La résidence des Gupta, au 7 Saxonwold Drive, à Johannesburg, en Afrique du Sud © Google Street View (capture écran)

Leurs liens avec Jacob Zuma

Leur première rencontre avec Jacob Zuma remonte à 2001, avant que celui-ci n’accède à la présidence. Le président sud-africain n’a jamais caché son amitié avec les Gupta, ni les liens qui unissent leurs deux familles.

Peu après l’élection de Zuma en mai 2009, sa fille, Duduzile, avait été embauchée par le groupe Sahara. Au même moment, son fils, Duduzane, avait été engagé par Mabengela Investment, conglomérat de la famille Gupta qu’il dirige aujourd’hui aux côtés de Rajesh Gupta et dont il posséderait 45% des parts. Et la liste ne s’arrête pas là puisque sa troisième épouse, Bongi Ngema, a également travaillé pour JIC Mining Services, compagnie minière au sein de laquelle la famille Gupta détient des intérêts.

L’homme d’affaires Atul Gupta (centre), et le président sud-africain Jacob Zuma (à gauche) à à une réception organisée par le quotidien New Age, le 16 mars 2012. © GovernmentZA/Flickr

L’homme d’affaires Atul Gupta (centre), et le président sud-africain Jacob Zuma (à gauche) à à une réception organisée par le quotidien New Age, le 16 mars 2012. © GovernmentZA/Flickr

La société civile et l’opposition accusent régulièrement le clan Zuma et l’empire Gupta de collusion. En mail 2013, le mariage de l’une des filles Gupta, Vega, 23 ans, avait tourné au scandale quand quelque 200 invités à bord d’un jet privé avaient atterri sans « aucune permission de l’armée » à la base militaire de Waterkloof. Une affaire spectaculaire, ne laissant déjà que peu de doutes sur la très grande proximité unissant la riche famille indienne et le président Zuma.

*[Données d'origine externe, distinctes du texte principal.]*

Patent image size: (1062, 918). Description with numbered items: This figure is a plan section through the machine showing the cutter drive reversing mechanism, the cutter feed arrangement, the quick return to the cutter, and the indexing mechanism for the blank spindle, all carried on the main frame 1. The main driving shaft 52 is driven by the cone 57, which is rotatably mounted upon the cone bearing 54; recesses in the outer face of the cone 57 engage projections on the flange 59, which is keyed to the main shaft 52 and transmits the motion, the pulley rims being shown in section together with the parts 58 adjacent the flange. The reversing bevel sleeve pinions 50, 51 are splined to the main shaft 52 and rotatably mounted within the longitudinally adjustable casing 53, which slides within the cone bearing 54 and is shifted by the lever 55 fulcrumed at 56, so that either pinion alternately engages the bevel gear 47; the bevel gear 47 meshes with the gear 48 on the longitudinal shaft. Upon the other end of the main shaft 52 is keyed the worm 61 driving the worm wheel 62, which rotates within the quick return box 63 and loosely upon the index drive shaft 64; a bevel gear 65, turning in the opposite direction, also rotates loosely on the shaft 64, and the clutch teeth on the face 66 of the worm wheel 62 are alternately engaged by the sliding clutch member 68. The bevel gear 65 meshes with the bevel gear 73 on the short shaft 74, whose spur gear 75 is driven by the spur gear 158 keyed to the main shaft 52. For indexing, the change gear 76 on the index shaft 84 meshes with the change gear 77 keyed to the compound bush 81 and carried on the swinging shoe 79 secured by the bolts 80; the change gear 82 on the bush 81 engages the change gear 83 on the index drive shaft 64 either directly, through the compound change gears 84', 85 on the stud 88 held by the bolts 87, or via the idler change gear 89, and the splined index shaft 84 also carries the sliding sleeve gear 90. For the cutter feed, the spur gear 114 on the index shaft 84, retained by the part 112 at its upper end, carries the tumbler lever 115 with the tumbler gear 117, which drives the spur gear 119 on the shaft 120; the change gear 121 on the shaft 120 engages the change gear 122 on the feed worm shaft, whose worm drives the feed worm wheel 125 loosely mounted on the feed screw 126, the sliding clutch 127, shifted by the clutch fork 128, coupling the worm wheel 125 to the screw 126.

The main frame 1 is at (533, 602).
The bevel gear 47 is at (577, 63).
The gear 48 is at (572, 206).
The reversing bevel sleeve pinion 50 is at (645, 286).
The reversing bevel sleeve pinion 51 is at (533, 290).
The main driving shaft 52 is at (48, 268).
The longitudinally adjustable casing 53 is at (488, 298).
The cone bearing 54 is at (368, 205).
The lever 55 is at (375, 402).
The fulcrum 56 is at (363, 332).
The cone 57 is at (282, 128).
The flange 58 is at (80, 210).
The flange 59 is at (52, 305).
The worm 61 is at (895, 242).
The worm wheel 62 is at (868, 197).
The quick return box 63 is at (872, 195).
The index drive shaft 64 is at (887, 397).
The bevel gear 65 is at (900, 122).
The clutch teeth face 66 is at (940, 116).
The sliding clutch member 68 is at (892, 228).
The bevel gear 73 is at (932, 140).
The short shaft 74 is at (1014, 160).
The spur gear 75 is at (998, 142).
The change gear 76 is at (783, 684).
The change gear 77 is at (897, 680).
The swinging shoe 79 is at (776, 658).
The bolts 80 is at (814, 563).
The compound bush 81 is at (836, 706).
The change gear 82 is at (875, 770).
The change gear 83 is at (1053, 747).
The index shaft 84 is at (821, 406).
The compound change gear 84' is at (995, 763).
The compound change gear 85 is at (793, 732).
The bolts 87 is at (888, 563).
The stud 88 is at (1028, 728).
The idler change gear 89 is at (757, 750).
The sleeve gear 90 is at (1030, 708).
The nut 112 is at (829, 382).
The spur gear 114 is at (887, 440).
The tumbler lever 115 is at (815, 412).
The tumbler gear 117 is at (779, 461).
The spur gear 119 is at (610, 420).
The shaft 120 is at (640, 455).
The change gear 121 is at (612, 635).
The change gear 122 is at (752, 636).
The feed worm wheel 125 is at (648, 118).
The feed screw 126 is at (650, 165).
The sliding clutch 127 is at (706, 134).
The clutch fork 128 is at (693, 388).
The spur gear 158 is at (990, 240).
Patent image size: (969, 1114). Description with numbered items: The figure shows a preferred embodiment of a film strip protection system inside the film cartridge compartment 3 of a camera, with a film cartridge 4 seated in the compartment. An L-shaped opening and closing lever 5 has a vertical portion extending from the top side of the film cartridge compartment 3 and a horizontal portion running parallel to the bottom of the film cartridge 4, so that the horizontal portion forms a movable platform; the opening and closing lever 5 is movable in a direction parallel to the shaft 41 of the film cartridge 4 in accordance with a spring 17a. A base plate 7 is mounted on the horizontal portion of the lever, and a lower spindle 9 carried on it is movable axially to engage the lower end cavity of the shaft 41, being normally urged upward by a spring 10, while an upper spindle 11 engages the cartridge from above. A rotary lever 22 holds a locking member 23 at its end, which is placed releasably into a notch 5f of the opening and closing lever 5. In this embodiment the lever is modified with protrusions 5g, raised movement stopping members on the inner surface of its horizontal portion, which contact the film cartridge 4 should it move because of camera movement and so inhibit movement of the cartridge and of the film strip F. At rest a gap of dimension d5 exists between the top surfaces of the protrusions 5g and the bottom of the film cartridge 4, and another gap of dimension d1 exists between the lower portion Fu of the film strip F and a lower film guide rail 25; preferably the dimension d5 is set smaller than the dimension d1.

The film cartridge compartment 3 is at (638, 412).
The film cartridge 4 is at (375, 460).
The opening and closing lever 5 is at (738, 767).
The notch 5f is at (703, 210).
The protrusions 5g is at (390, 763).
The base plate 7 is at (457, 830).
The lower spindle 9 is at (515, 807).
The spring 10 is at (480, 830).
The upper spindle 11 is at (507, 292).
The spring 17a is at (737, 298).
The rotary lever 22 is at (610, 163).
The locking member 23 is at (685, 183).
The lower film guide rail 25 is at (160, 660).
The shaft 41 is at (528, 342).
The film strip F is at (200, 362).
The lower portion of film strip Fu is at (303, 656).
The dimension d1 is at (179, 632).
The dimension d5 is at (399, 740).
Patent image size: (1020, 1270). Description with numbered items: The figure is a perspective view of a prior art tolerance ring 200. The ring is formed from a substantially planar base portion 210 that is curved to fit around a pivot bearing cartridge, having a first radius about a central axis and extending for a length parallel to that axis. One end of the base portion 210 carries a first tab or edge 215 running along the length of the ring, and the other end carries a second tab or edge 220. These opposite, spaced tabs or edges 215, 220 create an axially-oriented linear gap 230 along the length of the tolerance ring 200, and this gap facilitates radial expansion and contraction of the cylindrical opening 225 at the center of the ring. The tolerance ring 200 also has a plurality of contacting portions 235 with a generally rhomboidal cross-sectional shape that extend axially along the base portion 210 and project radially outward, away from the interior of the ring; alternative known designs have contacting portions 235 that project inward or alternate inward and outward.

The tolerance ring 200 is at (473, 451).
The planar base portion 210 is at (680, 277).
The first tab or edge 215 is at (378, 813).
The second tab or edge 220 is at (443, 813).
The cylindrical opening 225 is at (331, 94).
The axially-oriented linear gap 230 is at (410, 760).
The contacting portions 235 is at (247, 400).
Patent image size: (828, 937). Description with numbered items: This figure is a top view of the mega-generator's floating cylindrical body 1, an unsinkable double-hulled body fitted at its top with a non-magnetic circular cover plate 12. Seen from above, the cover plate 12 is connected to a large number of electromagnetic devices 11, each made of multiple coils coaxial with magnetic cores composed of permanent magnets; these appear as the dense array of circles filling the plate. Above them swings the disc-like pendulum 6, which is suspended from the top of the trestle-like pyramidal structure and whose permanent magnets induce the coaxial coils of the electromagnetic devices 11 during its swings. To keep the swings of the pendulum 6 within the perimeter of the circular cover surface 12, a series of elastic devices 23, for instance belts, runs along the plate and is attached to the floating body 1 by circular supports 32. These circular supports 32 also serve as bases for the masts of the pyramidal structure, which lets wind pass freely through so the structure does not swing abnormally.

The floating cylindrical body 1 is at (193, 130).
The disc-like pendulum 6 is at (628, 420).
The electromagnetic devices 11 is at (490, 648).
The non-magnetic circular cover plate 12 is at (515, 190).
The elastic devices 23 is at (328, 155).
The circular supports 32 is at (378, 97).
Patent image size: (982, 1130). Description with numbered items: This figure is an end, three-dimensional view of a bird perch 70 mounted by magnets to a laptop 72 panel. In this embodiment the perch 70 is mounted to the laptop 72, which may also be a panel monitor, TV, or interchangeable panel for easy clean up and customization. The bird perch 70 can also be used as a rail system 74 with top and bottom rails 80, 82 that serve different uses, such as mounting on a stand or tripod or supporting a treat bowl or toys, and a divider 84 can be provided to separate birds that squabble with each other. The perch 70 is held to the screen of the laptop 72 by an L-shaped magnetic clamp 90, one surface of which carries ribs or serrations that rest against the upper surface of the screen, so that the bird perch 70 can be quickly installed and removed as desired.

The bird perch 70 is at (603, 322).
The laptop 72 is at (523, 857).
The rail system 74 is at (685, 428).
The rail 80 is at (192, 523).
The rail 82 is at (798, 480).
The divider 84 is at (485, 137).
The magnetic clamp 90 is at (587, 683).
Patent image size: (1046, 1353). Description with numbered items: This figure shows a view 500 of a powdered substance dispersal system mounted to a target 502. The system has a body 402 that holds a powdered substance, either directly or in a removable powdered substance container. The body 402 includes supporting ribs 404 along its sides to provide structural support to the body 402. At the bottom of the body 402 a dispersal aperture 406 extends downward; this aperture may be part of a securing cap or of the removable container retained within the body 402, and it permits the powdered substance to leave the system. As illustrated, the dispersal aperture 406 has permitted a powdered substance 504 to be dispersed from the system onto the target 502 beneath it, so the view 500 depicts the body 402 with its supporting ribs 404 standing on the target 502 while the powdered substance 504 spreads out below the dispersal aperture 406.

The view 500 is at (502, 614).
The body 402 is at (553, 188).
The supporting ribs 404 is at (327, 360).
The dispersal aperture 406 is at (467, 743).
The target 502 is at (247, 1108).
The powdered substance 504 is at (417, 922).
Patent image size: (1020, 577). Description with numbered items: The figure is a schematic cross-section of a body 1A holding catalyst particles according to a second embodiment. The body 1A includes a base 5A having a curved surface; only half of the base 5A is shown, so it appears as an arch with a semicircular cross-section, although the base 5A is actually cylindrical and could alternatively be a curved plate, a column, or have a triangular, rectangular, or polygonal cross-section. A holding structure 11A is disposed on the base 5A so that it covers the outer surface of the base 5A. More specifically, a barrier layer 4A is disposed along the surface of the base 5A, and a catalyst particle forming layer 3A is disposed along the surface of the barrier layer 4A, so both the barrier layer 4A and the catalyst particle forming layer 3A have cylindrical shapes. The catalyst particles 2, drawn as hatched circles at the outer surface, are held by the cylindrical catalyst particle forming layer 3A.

La médiatrice de la République saisie

Encore au mois de février dernier, Mosebenzi Joseph Zwane, le ministre des Ressources minérales a été accusé de favoriser la reprise par la famille Gupta de Optimum Colliery, filiale active dans le charbon sud-africain du groupe Glencore, à l’occasion d’un voyage en Suisse.

Jacob Zuma n’est pas le seul chef d’État sud-africain dont la famille Gupta serait proche. Elle est très liée à Essop Pahad, fondateur et directeur de publication du Thinker dans lequel elle a d’ailleurs massivement investi. Ministre de 1998 à 2008, Pahad est un proche de Thabo Mbeki.

Devant l’ampleur de ce que l’opposition appelle désormais le « Guptagate », la Democratic Alliance (DA), principal parti d’opposition, a décidé de saisir la médiatrice de la République, Thuli Madonsela, le 18 mars dernier. De son côté, le comité exécutif de l’ANC, réuni ce week-end, a (encore) réitéré, sans grande surprise, sa confiance dans le président Zuma, fragilisé par des scandales à répétition.